Aperta-se o cerco ao Vilafranquense e câmara quer saber onde param 220 mil euros

Em causa o imbróglio em torno da dívida da construção da marina da cidade. Verba que a câmara deu ao clube para pagar a sua parte da obra desapareceu e o Vilafranquense ainda não justificou o que fez ao dinheiro.

Edição de 21.06.2018 | Sociedade

Já existe solução para resolver o imbróglio da marina de Vila Franca de Xira: a câmara vai invocar interesse público excepcional e chegar-se à frente para pagar 220 mil euros à empresa Lindley, construtora do equipamento, para impedir que a marina deixe de funcionar.
A obra deveria ter sido paga entre o União Desportiva Vilafranquense (UDV) e a câmara, tendo o município entregue ao clube, em 2003, o cheque para pagar a sua parte da obra. O problema é que o dinheiro desapareceu e ninguém prestou contas sobre o assunto, obrigando a câmara, na prática, a vir agora pagar duas vezes a mesma obra.
Em reunião recente entre a câmara e a Lindley ficou decidido que esta perdoaria os juros da dívida associados ao não pagamento da obra da marina, que rondavam já os 200 mil euros e atiravam a dívida total para quase meio milhão de euros.
Alberto Mesquita (PS), presidente da câmara, não se conforma com a postura do clube e já pediu explicações urgentes. “A câmara não pode pagar duas vezes a mesma obra. Vamos fazer isto por uma questão de interesse público, porque a marina é absolutamente essencial para a promoção social e turística da cidade. Sem marina perdemos todos, o clube e a população. Mas chegou o momento do clube prestar contas, temos de perceber o que aconteceu ao dinheiro”, avisou o autarca.

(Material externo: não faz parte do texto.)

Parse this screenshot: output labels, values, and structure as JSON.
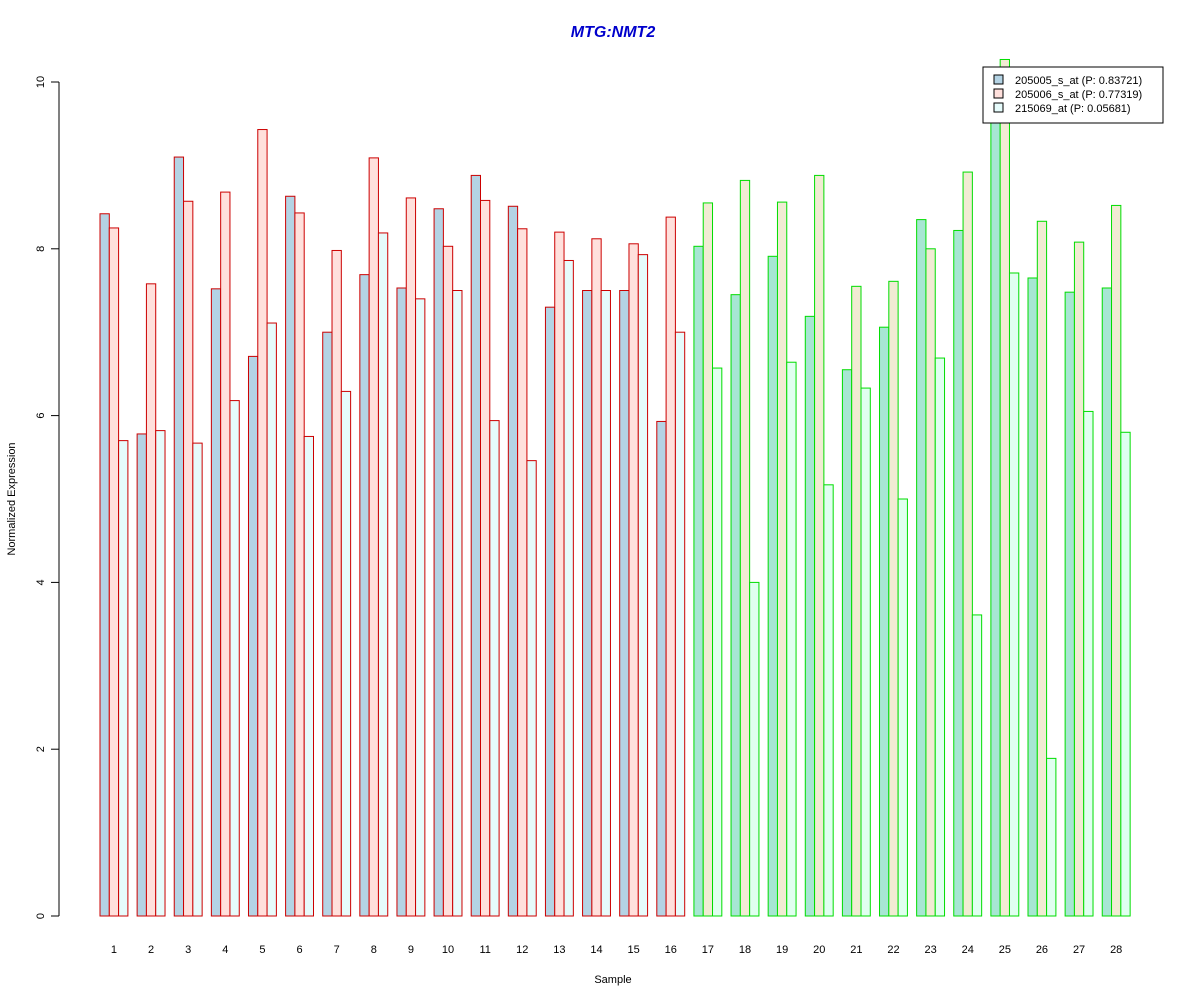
{
  "colors": {
    "title": "#0000CC",
    "group_a_border": "#CC0000",
    "group_b_border": "#00DD00",
    "series_fills_group_a": [
      "#B4D3E4",
      "#FFE0DC",
      "#E6FBFB"
    ],
    "series_fills_group_b": [
      "#A7E6D3",
      "#F1EBD3",
      "#E0FFF0"
    ],
    "legend_fills": [
      "#B4D3E4",
      "#FFE0DC",
      "#E6FBFB"
    ]
  },
  "chart_data": {
    "type": "bar",
    "title": "MTG:NMT2",
    "xlabel": "Sample",
    "ylabel": "Normalized Expression",
    "ylim": [
      0,
      10
    ],
    "yticks": [
      0,
      2,
      4,
      6,
      8,
      10
    ],
    "grid": false,
    "legend_position": "top-right",
    "categories": [
      "1",
      "2",
      "3",
      "4",
      "5",
      "6",
      "7",
      "8",
      "9",
      "10",
      "11",
      "12",
      "13",
      "14",
      "15",
      "16",
      "17",
      "18",
      "19",
      "20",
      "21",
      "22",
      "23",
      "24",
      "25",
      "26",
      "27",
      "28"
    ],
    "group_a_count": 16,
    "series": [
      {
        "name": "205005_s_at (P: 0.83721)",
        "values": [
          8.42,
          5.78,
          9.1,
          7.52,
          6.71,
          8.63,
          7.0,
          7.69,
          7.53,
          8.48,
          8.88,
          8.51,
          7.3,
          7.5,
          7.5,
          5.93,
          8.03,
          7.45,
          7.91,
          7.19,
          6.55,
          7.06,
          8.35,
          8.22,
          9.6,
          7.65,
          7.48,
          7.53
        ]
      },
      {
        "name": "205006_s_at (P: 0.77319)",
        "values": [
          8.25,
          7.58,
          8.57,
          8.68,
          9.43,
          8.43,
          7.98,
          9.09,
          8.61,
          8.03,
          8.58,
          8.24,
          8.2,
          8.12,
          8.06,
          8.38,
          8.55,
          8.82,
          8.56,
          8.88,
          7.55,
          7.61,
          8.0,
          8.92,
          10.27,
          8.33,
          8.08,
          8.52
        ]
      },
      {
        "name": "215069_at (P: 0.05681)",
        "values": [
          5.7,
          5.82,
          5.67,
          6.18,
          7.11,
          5.75,
          6.29,
          8.19,
          7.4,
          7.5,
          5.94,
          5.46,
          7.86,
          7.5,
          7.93,
          7.0,
          6.57,
          4.0,
          6.64,
          5.17,
          6.33,
          5.0,
          6.69,
          3.61,
          7.71,
          1.89,
          6.05,
          5.8
        ]
      }
    ]
  }
}
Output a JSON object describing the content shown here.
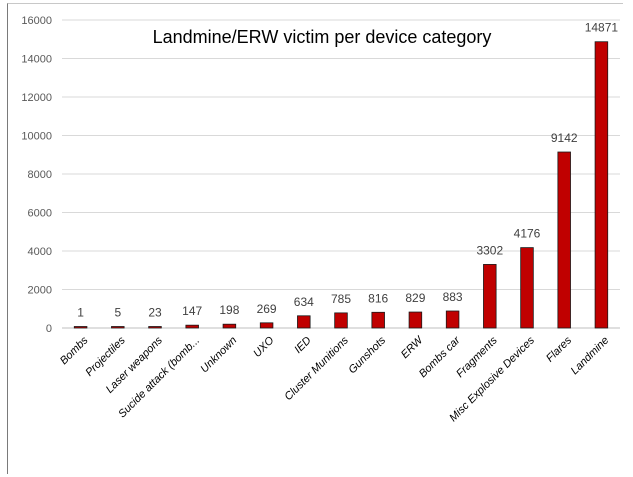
{
  "chart_data": {
    "type": "bar",
    "title": "Landmine/ERW victim per device category",
    "xlabel": "",
    "ylabel": "",
    "ylim": [
      0,
      16000
    ],
    "yticks": [
      0,
      2000,
      4000,
      6000,
      8000,
      10000,
      12000,
      14000,
      16000
    ],
    "grid": true,
    "legend": "none",
    "bar_color": "#c00000",
    "bar_edge_color": "#1a1a1a",
    "categories": [
      "Bombs",
      "Projectiles",
      "Laser weapons",
      "Sucide attack (bomb...",
      "Unknown",
      "UXO",
      "IED",
      "Cluster Munitions",
      "Gunshots",
      "ERW",
      "Bombs car",
      "Fragments",
      "Misc Explosive Devices",
      "Flares",
      "Landmine"
    ],
    "values": [
      1,
      5,
      23,
      147,
      198,
      269,
      634,
      785,
      816,
      829,
      883,
      3302,
      4176,
      9142,
      14871
    ]
  }
}
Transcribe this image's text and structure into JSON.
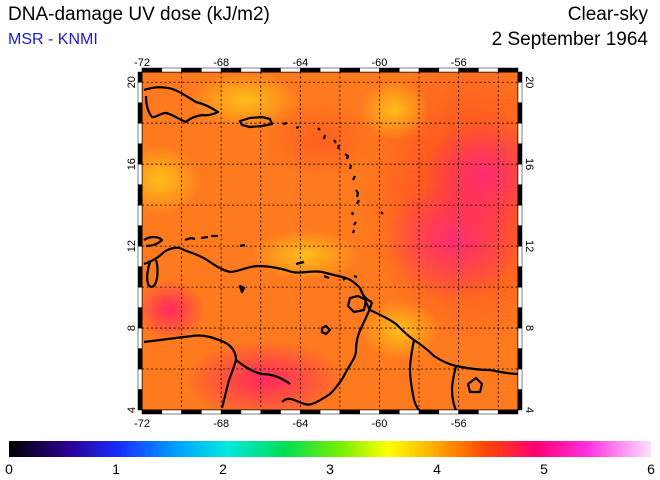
{
  "header": {
    "title": "DNA-damage UV dose (kJ/m2)",
    "source": "MSR - KNMI",
    "condition": "Clear-sky",
    "date": "2 September 1964"
  },
  "map": {
    "lon_range": [
      -72,
      -53
    ],
    "lat_range": [
      4,
      20.5
    ],
    "lon_ticks": [
      -72,
      -68,
      -64,
      -60,
      -56
    ],
    "lat_ticks": [
      4,
      8,
      12,
      16,
      20
    ],
    "lon_tick_labels": [
      "-72",
      "-68",
      "-64",
      "-60",
      "-56"
    ],
    "lat_tick_labels": [
      "4",
      "8",
      "12",
      "16",
      "20"
    ],
    "gridlines": true,
    "base_color": "#ff7a1e"
  },
  "colorbar": {
    "min": 0,
    "max": 6,
    "labels": [
      "0",
      "1",
      "2",
      "3",
      "4",
      "5",
      "6"
    ],
    "stops": [
      "#000000",
      "#3a00c8",
      "#0050ff",
      "#00d8ff",
      "#00e060",
      "#9cff00",
      "#ffff00",
      "#ffa000",
      "#ff3000",
      "#ff0090",
      "#ff40ff",
      "#ffc8ff"
    ]
  }
}
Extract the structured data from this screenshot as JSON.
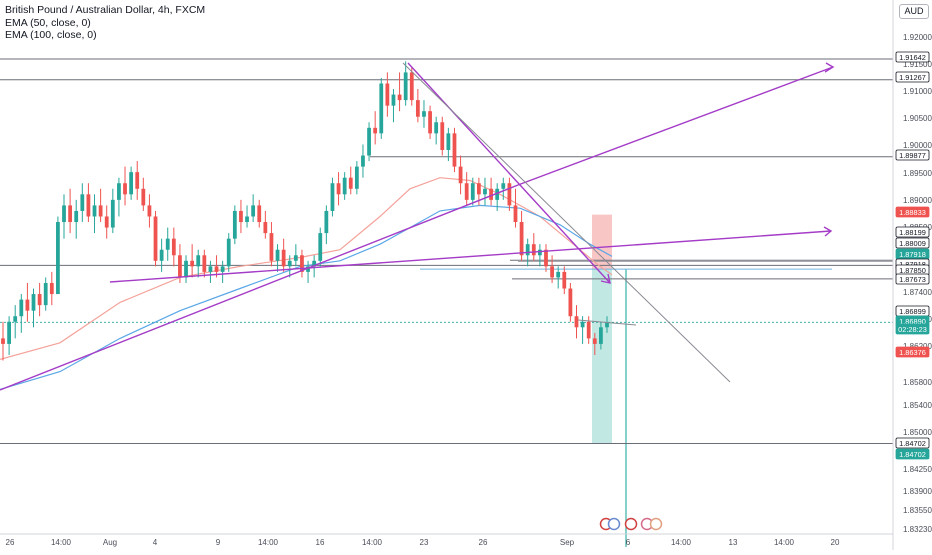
{
  "header": {
    "title": "British Pound / Australian Dollar, 4h, FXCM",
    "indicators": [
      "EMA (50, close, 0)",
      "EMA (100, close, 0)"
    ],
    "currency": "AUD"
  },
  "colors": {
    "up": "#26a69a",
    "down": "#ef5350",
    "ema50": "#f4a29a",
    "ema100": "#5aa7e6",
    "trendline": "#a43cc7",
    "hline": "#6b6e78",
    "grid": "#e6e8ee"
  },
  "price_axis": {
    "ticks": [
      "1.92000",
      "1.91500",
      "1.91000",
      "1.90500",
      "1.90000",
      "1.89500",
      "1.89000",
      "1.88500",
      "1.87400",
      "1.86600",
      "1.86200",
      "1.85800",
      "1.85400",
      "1.85000",
      "1.84250",
      "1.83900",
      "1.83550",
      "1.83230"
    ],
    "labels": [
      {
        "text": "1.91642",
        "style": "outline"
      },
      {
        "text": "1.91267",
        "style": "outline"
      },
      {
        "text": "1.89877",
        "style": "outline"
      },
      {
        "text": "1.88833",
        "style": "red"
      },
      {
        "text": "1.88199",
        "style": "outline"
      },
      {
        "text": "1.88009",
        "style": "outline"
      },
      {
        "text": "1.87918",
        "style": "green"
      },
      {
        "text": "1.87918",
        "style": "outline"
      },
      {
        "text": "1.87850",
        "style": "outline"
      },
      {
        "text": "1.87673",
        "style": "outline"
      },
      {
        "text": "1.86899",
        "style": "outline"
      },
      {
        "text": "1.86890",
        "style": "green"
      },
      {
        "text": "02:28:23",
        "style": "green"
      },
      {
        "text": "1.86376",
        "style": "red"
      },
      {
        "text": "1.84702",
        "style": "outline"
      },
      {
        "text": "1.84702",
        "style": "green"
      }
    ]
  },
  "time_axis": {
    "labels": [
      "26",
      "14:00",
      "Aug",
      "4",
      "9",
      "14:00",
      "16",
      "14:00",
      "23",
      "26",
      "Sep",
      "6",
      "14:00",
      "13",
      "14:00",
      "20"
    ]
  },
  "chart_data": {
    "type": "candlestick",
    "title": "British Pound / Australian Dollar, 4h, FXCM",
    "ylabel": "AUD",
    "ylim": [
      1.8316,
      1.924
    ],
    "series": [
      {
        "name": "EMA (50, close, 0)"
      },
      {
        "name": "EMA (100, close, 0)"
      }
    ],
    "horizontal_levels": [
      1.91642,
      1.91267,
      1.89877,
      1.88009,
      1.87918,
      1.8785,
      1.87673,
      1.84702
    ],
    "last_price": 1.8689,
    "countdown": "02:28:23",
    "short_position": {
      "stop": 1.88833,
      "entry": 1.8785,
      "target": 1.84702
    },
    "candles": [
      [
        1.866,
        1.869,
        1.862,
        1.865
      ],
      [
        1.865,
        1.87,
        1.863,
        1.869
      ],
      [
        1.869,
        1.872,
        1.866,
        1.87
      ],
      [
        1.87,
        1.874,
        1.867,
        1.873
      ],
      [
        1.873,
        1.876,
        1.869,
        1.871
      ],
      [
        1.871,
        1.875,
        1.868,
        1.874
      ],
      [
        1.874,
        1.876,
        1.87,
        1.872
      ],
      [
        1.872,
        1.877,
        1.871,
        1.876
      ],
      [
        1.876,
        1.878,
        1.872,
        1.874
      ],
      [
        1.874,
        1.888,
        1.874,
        1.887
      ],
      [
        1.887,
        1.892,
        1.884,
        1.89
      ],
      [
        1.89,
        1.893,
        1.885,
        1.887
      ],
      [
        1.887,
        1.891,
        1.884,
        1.889
      ],
      [
        1.889,
        1.894,
        1.887,
        1.892
      ],
      [
        1.892,
        1.894,
        1.887,
        1.888
      ],
      [
        1.888,
        1.892,
        1.885,
        1.89
      ],
      [
        1.89,
        1.893,
        1.887,
        1.888
      ],
      [
        1.888,
        1.89,
        1.884,
        1.886
      ],
      [
        1.886,
        1.893,
        1.885,
        1.891
      ],
      [
        1.891,
        1.895,
        1.888,
        1.894
      ],
      [
        1.894,
        1.897,
        1.89,
        1.892
      ],
      [
        1.892,
        1.897,
        1.891,
        1.896
      ],
      [
        1.896,
        1.898,
        1.891,
        1.893
      ],
      [
        1.893,
        1.895,
        1.889,
        1.89
      ],
      [
        1.89,
        1.892,
        1.886,
        1.888
      ],
      [
        1.888,
        1.889,
        1.879,
        1.88
      ],
      [
        1.88,
        1.884,
        1.878,
        1.882
      ],
      [
        1.882,
        1.886,
        1.88,
        1.884
      ],
      [
        1.884,
        1.886,
        1.879,
        1.881
      ],
      [
        1.881,
        1.883,
        1.876,
        1.877
      ],
      [
        1.877,
        1.881,
        1.876,
        1.88
      ],
      [
        1.88,
        1.883,
        1.877,
        1.879
      ],
      [
        1.879,
        1.882,
        1.877,
        1.881
      ],
      [
        1.881,
        1.882,
        1.877,
        1.878
      ],
      [
        1.878,
        1.88,
        1.876,
        1.879
      ],
      [
        1.879,
        1.881,
        1.877,
        1.878
      ],
      [
        1.878,
        1.88,
        1.876,
        1.879
      ],
      [
        1.879,
        1.885,
        1.878,
        1.884
      ],
      [
        1.884,
        1.89,
        1.883,
        1.889
      ],
      [
        1.889,
        1.891,
        1.885,
        1.887
      ],
      [
        1.887,
        1.89,
        1.886,
        1.888
      ],
      [
        1.888,
        1.892,
        1.887,
        1.89
      ],
      [
        1.89,
        1.891,
        1.886,
        1.887
      ],
      [
        1.887,
        1.889,
        1.884,
        1.885
      ],
      [
        1.885,
        1.887,
        1.879,
        1.88
      ],
      [
        1.88,
        1.883,
        1.878,
        1.882
      ],
      [
        1.882,
        1.884,
        1.878,
        1.879
      ],
      [
        1.879,
        1.881,
        1.877,
        1.88
      ],
      [
        1.88,
        1.883,
        1.879,
        1.881
      ],
      [
        1.881,
        1.882,
        1.877,
        1.878
      ],
      [
        1.878,
        1.88,
        1.876,
        1.879
      ],
      [
        1.879,
        1.881,
        1.877,
        1.88
      ],
      [
        1.88,
        1.886,
        1.879,
        1.885
      ],
      [
        1.885,
        1.89,
        1.883,
        1.889
      ],
      [
        1.889,
        1.895,
        1.888,
        1.894
      ],
      [
        1.894,
        1.896,
        1.89,
        1.892
      ],
      [
        1.892,
        1.896,
        1.891,
        1.895
      ],
      [
        1.895,
        1.897,
        1.892,
        1.893
      ],
      [
        1.893,
        1.898,
        1.892,
        1.897
      ],
      [
        1.897,
        1.901,
        1.895,
        1.899
      ],
      [
        1.899,
        1.905,
        1.898,
        1.904
      ],
      [
        1.904,
        1.907,
        1.901,
        1.903
      ],
      [
        1.903,
        1.913,
        1.902,
        1.912
      ],
      [
        1.912,
        1.914,
        1.906,
        1.908
      ],
      [
        1.908,
        1.911,
        1.905,
        1.91
      ],
      [
        1.91,
        1.914,
        1.907,
        1.909
      ],
      [
        1.909,
        1.916,
        1.908,
        1.914
      ],
      [
        1.914,
        1.915,
        1.908,
        1.909
      ],
      [
        1.909,
        1.911,
        1.905,
        1.906
      ],
      [
        1.906,
        1.909,
        1.904,
        1.907
      ],
      [
        1.907,
        1.908,
        1.902,
        1.903
      ],
      [
        1.903,
        1.906,
        1.901,
        1.905
      ],
      [
        1.905,
        1.906,
        1.899,
        1.9
      ],
      [
        1.9,
        1.904,
        1.898,
        1.903
      ],
      [
        1.903,
        1.904,
        1.896,
        1.897
      ],
      [
        1.897,
        1.899,
        1.892,
        1.894
      ],
      [
        1.894,
        1.896,
        1.89,
        1.891
      ],
      [
        1.891,
        1.895,
        1.89,
        1.894
      ],
      [
        1.894,
        1.895,
        1.89,
        1.892
      ],
      [
        1.892,
        1.895,
        1.89,
        1.893
      ],
      [
        1.893,
        1.895,
        1.89,
        1.891
      ],
      [
        1.891,
        1.894,
        1.889,
        1.893
      ],
      [
        1.893,
        1.895,
        1.891,
        1.894
      ],
      [
        1.894,
        1.895,
        1.889,
        1.89
      ],
      [
        1.89,
        1.893,
        1.886,
        1.887
      ],
      [
        1.887,
        1.889,
        1.88,
        1.881
      ],
      [
        1.881,
        1.884,
        1.879,
        1.883
      ],
      [
        1.883,
        1.885,
        1.88,
        1.881
      ],
      [
        1.881,
        1.883,
        1.879,
        1.882
      ],
      [
        1.882,
        1.883,
        1.878,
        1.879
      ],
      [
        1.879,
        1.881,
        1.876,
        1.877
      ],
      [
        1.877,
        1.879,
        1.875,
        1.878
      ],
      [
        1.878,
        1.879,
        1.874,
        1.875
      ],
      [
        1.875,
        1.876,
        1.869,
        1.87
      ],
      [
        1.87,
        1.872,
        1.866,
        1.868
      ],
      [
        1.868,
        1.87,
        1.865,
        1.869
      ],
      [
        1.869,
        1.87,
        1.865,
        1.866
      ],
      [
        1.866,
        1.867,
        1.863,
        1.865
      ],
      [
        1.865,
        1.869,
        1.864,
        1.868
      ],
      [
        1.868,
        1.87,
        1.867,
        1.8689
      ]
    ]
  }
}
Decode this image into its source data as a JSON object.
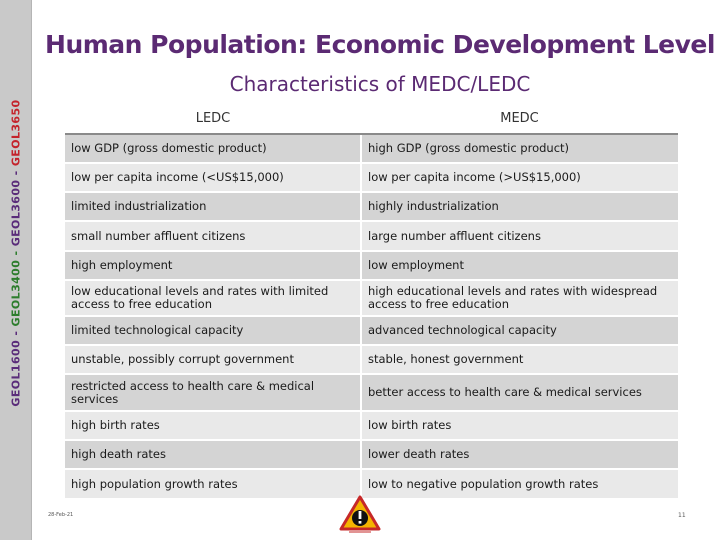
{
  "sidebar": {
    "course_code_parts": [
      "GEOL1600 - ",
      "GEOL3400 - ",
      "GEOL3600 - ",
      "GEOL3650"
    ]
  },
  "header": {
    "title": "Human Population: Economic Development Level",
    "subtitle": "Characteristics of MEDC/LEDC"
  },
  "table": {
    "headers": [
      "LEDC",
      "MEDC"
    ],
    "rows": [
      {
        "ledc": "low GDP (gross domestic product)",
        "medc": "high GDP (gross domestic product)"
      },
      {
        "ledc": "low per capita income (<US$15,000)",
        "medc": "low per capita income (>US$15,000)"
      },
      {
        "ledc": "limited industrialization",
        "medc": "highly industrialization"
      },
      {
        "ledc": "small number affluent citizens",
        "medc": "large number affluent citizens"
      },
      {
        "ledc": "high employment",
        "medc": "low employment"
      },
      {
        "ledc": "low educational levels and rates with limited access to free education",
        "medc": "high educational levels and rates with widespread access to free education"
      },
      {
        "ledc": "limited technological capacity",
        "medc": "advanced technological capacity"
      },
      {
        "ledc": "unstable, possibly corrupt government",
        "medc": "stable, honest government"
      },
      {
        "ledc": "restricted access to health care & medical services",
        "medc": "better access to health care & medical services"
      },
      {
        "ledc": "high birth rates",
        "medc": "low birth rates"
      },
      {
        "ledc": "high death rates",
        "medc": "lower death rates"
      },
      {
        "ledc": "high population growth rates",
        "medc": "low to negative population growth rates"
      }
    ]
  },
  "footer": {
    "date": "28-Feb-21",
    "page": "11"
  },
  "colors": {
    "title": "#5b2a73",
    "sidebar_purple": "#5a2c7a",
    "sidebar_green": "#2d7d2d",
    "sidebar_red": "#c4232b",
    "row_dark": "#d4d4d4",
    "row_light": "#e9e9e9"
  },
  "icons": {
    "footer_logo": "warning-sign-icon"
  }
}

“As contas terão de ser prestadas”
Mesquita defende que “tem de haver uma auditoria” ao clube o mais rapidamente possível e, consoante as conclusões que venham a ser produzidas, poderá ou não haver lugar a processos em tribunal. “As contas terão de ser prestadas. Isto não pode ser assim, já investimos este valor no passado e agora vamos fazê-lo outra vez, mas não será pelo clube, é pela cidade. Esta é uma situação complicada e já demonstrei isso mesmo à comissão administrativa que gere o UDV. É preciso encontrar uma solução”, remata.
O presidente do clube que tratou do assunto já faleceu e a comissão administrativa que agora gere o UDV também não sabe o destino do dinheiro, por não haver documentação. O clube já fez saber que não tem meios para suportar esta despesa e a comissão administrativa do UDV recusa tecer comentários sobre a situação.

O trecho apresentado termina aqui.